British party leaders were all old-looking men before Heath. He had a tan. That's just unheard of in the UK of the time.

Your (alter ego's) man Powell looks absolutely ancient for a man in his mid fifties when he gives that speech, f'rinstance.
 
Not in character: Heath was a very physical, superficially attractive guy--look at this clip of Andrew Marr's 'History of Modern Britain'.

British party leaders were all old-looking men before Heath. He had a tan. That's just unheard of in the UK of the time.

Your (alter ego's) man Powell looks absolutely ancient for a man in his mid fifties when he gives that speech, f'rinstance.

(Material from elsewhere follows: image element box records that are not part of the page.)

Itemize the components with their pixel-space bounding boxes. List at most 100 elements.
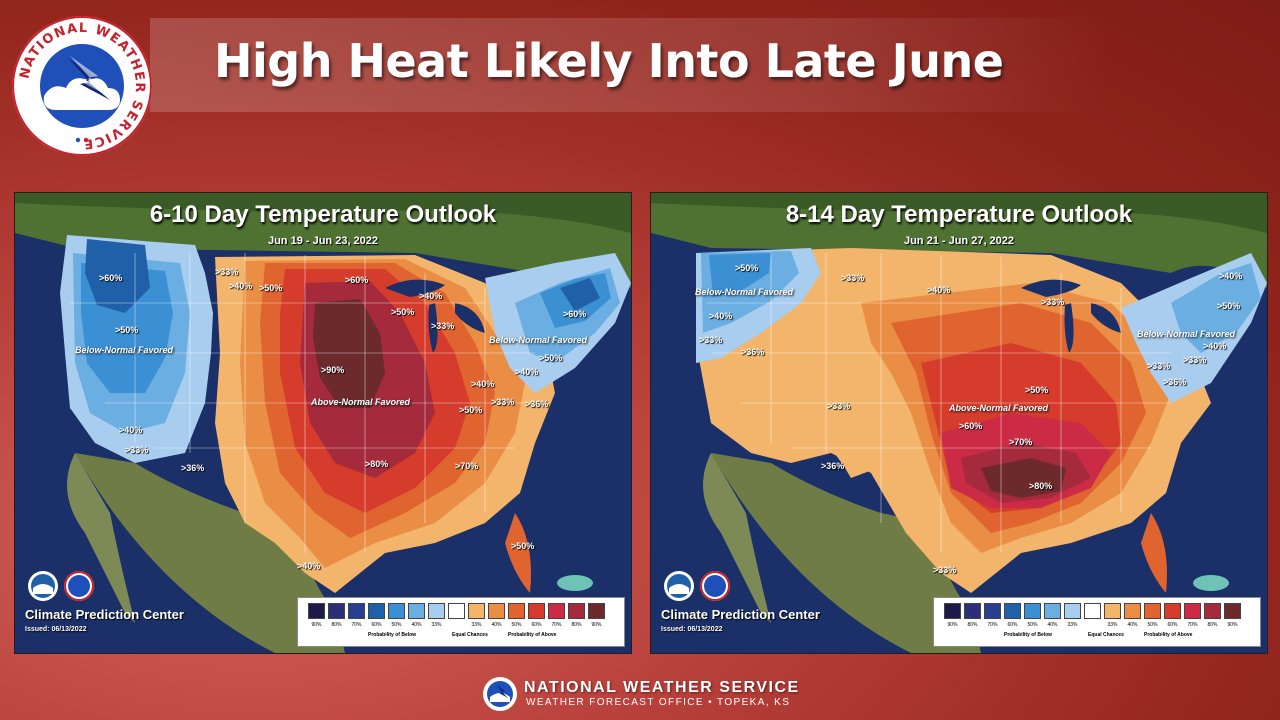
probability-label: >60% <box>345 275 369 285</box>
legend-swatch <box>1184 603 1201 619</box>
probability-label: >90% <box>321 365 345 375</box>
probability-label: >33% <box>1041 297 1065 307</box>
legend-tick: 40% <box>491 622 502 628</box>
legend-swatch <box>328 603 345 619</box>
probability-label: >50% <box>1217 301 1241 311</box>
noaa-nws-badges <box>664 571 730 601</box>
outlook-map-8-14-day <box>651 193 1267 653</box>
probability-label: >36% <box>525 399 549 409</box>
probability-label: >33% <box>431 321 455 331</box>
nws-logo: NATIONAL WEATHER SERVICE <box>12 16 152 156</box>
legend-tick: 33% <box>471 622 482 628</box>
legend-tick: 90% <box>1227 622 1238 628</box>
outlook-panel-6-10-day: 6-10 Day Temperature Outlook Jun 19 - Ju… <box>14 192 632 654</box>
probability-legend: 90% 80% 70% 60% 50% 40% 33% 33% 40% 50% 60% 70% 80% 9… <box>297 597 625 647</box>
issued-date: Issued: 06/13/2022 <box>661 626 723 633</box>
legend-tick: 90% <box>591 622 602 628</box>
legend-swatch <box>1004 603 1021 619</box>
probability-label: >36% <box>821 461 845 471</box>
probability-label: >33% <box>841 273 865 283</box>
probability-label: >36% <box>1163 377 1187 387</box>
panel-dates: Jun 19 - Jun 23, 2022 <box>267 235 379 247</box>
page-title: High Heat Likely Into Late June <box>214 34 1004 88</box>
legend-tick: 50% <box>1147 622 1158 628</box>
probability-label: >50% <box>511 541 535 551</box>
legend-tick: 60% <box>1007 622 1018 628</box>
probability-label: >60% <box>959 421 983 431</box>
probability-label: >40% <box>119 425 143 435</box>
legend-swatch <box>388 603 405 619</box>
legend-swatch <box>944 603 961 619</box>
source-label: Climate Prediction Center <box>25 607 184 622</box>
legend-tick: 70% <box>551 622 562 628</box>
legend-tick: 70% <box>1187 622 1198 628</box>
legend-tick: 80% <box>571 622 582 628</box>
legend-tick: 60% <box>371 622 382 628</box>
probability-label: >60% <box>563 309 587 319</box>
probability-label: >33% <box>699 335 723 345</box>
noaa-nws-badges <box>28 571 94 601</box>
probability-label: >40% <box>297 561 321 571</box>
legend-swatch <box>308 603 325 619</box>
probability-label: >33% <box>1147 361 1171 371</box>
probability-label: >40% <box>709 311 733 321</box>
probability-label: >50% <box>459 405 483 415</box>
probability-label: >50% <box>735 263 759 273</box>
source-label: Climate Prediction Center <box>661 607 820 622</box>
favored-label: Above-Normal Favored <box>949 403 1049 413</box>
issued-date: Issued: 06/13/2022 <box>25 626 87 633</box>
probability-label: >33% <box>491 397 515 407</box>
title-banner <box>150 18 1110 112</box>
legend-swatch <box>1164 603 1181 619</box>
legend-tick: 60% <box>1167 622 1178 628</box>
legend-tick: 33% <box>1067 622 1078 628</box>
legend-swatch <box>964 603 981 619</box>
legend-swatch <box>408 603 425 619</box>
legend-tick: 80% <box>967 622 978 628</box>
probability-label: >40% <box>1203 341 1227 351</box>
legend-tick: 60% <box>531 622 542 628</box>
legend-caption: Probability of Above <box>508 632 557 638</box>
probability-label: >40% <box>229 281 253 291</box>
legend-caption: Probability of Below <box>368 632 417 638</box>
footer-agency: NATIONAL WEATHER SERVICE <box>524 679 800 696</box>
legend-swatch <box>508 603 525 619</box>
legend-caption: Probability of Below <box>1004 632 1053 638</box>
legend-tick: 50% <box>391 622 402 628</box>
favored-label: Below-Normal Favored <box>75 345 174 355</box>
legend-swatch <box>588 603 605 619</box>
favored-label: Below-Normal Favored <box>489 335 588 345</box>
legend-swatch <box>1024 603 1041 619</box>
probability-label: >50% <box>259 283 283 293</box>
probability-label: >33% <box>1183 355 1207 365</box>
legend-swatch <box>1224 603 1241 619</box>
legend-swatch <box>1144 603 1161 619</box>
probability-label: >70% <box>1009 437 1033 447</box>
probability-label: >33% <box>125 445 149 455</box>
panel-dates: Jun 21 - Jun 27, 2022 <box>903 235 1015 247</box>
legend-tick: 40% <box>1047 622 1058 628</box>
legend-tick: 90% <box>947 622 958 628</box>
legend-swatch <box>368 603 385 619</box>
legend-swatch <box>448 603 465 619</box>
legend-swatch <box>488 603 505 619</box>
favored-label: Above-Normal Favored <box>311 397 411 407</box>
probability-legend: 90% 80% 70% 60% 50% 40% 33% 33% 40% 50% 60% 70% 80% 9… <box>933 597 1261 647</box>
legend-caption: Equal Chances <box>1088 632 1124 638</box>
probability-label: >33% <box>215 267 239 277</box>
probability-label: >50% <box>539 353 563 363</box>
legend-swatch <box>984 603 1001 619</box>
legend-caption: Probability of Above <box>1144 632 1193 638</box>
probability-label: >40% <box>471 379 495 389</box>
legend-swatch <box>1204 603 1221 619</box>
probability-label: >36% <box>181 463 205 473</box>
probability-label: >70% <box>455 461 479 471</box>
legend-tick: 70% <box>987 622 998 628</box>
legend-swatch <box>548 603 565 619</box>
legend-tick: 80% <box>331 622 342 628</box>
probability-label: >33% <box>933 565 957 575</box>
probability-label: >50% <box>391 307 415 317</box>
probability-label: >50% <box>1025 385 1049 395</box>
legend-tick: 40% <box>411 622 422 628</box>
probability-label: >40% <box>1219 271 1243 281</box>
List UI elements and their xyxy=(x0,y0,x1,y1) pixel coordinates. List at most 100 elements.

OOC: I was going to post that clip as well, I couldn't find it that was all. Aside his rather strangled vowels, Heath was a major generational change for the Tories, like Mrs. Thatcher, he came from an ordinary background and made his way to the top. Heath wasn't perfect, but he was a talented, moderate individual (I can't think of any other politician who won major Yacht Tournaments and conducted the LSO!)
 
Other: Speaker .

While the Speaker had previously been a Labour politician, due to his campaigns at raising awareness of autism and his neutrality in parliament now I feel I can vote for the cultured and decent man.

OOC: In the neighboring constituency where I was born (Southampton Itchen), it was a fight between the Speaker (Horace King), National Democrats or an Independent.
 
Aside his rather strangled vowels, Heath was a major generational change for the Tories, like Mrs. Thatcher, he came from an ordinary background and made his way to the top. Heath wasn't perfect, but he was a talented, moderate individual (I can't think of any other politician who won major Yacht Tournaments and conducted the LSO!)

Heath is a lot like an amalgam of the post-Menzian conservative PMs in Australia at around that time. He's Holt and Gorton when it comes to being a breath of fresh air, in touch with the bourgeois values of younger people who'd never known depression or war; he's McMahon in that he's politically helpless against the Left; yet he's also Fraser, in that he is a steely patrician who ultimately doesn't want the new free market liberals to take over the centre-Right of politics (let alone the whole country!)
 
It's our Hal all the way. He'll do right by us, anyone who says different has been buying the 'pinko' bollocks being spread by the rightists.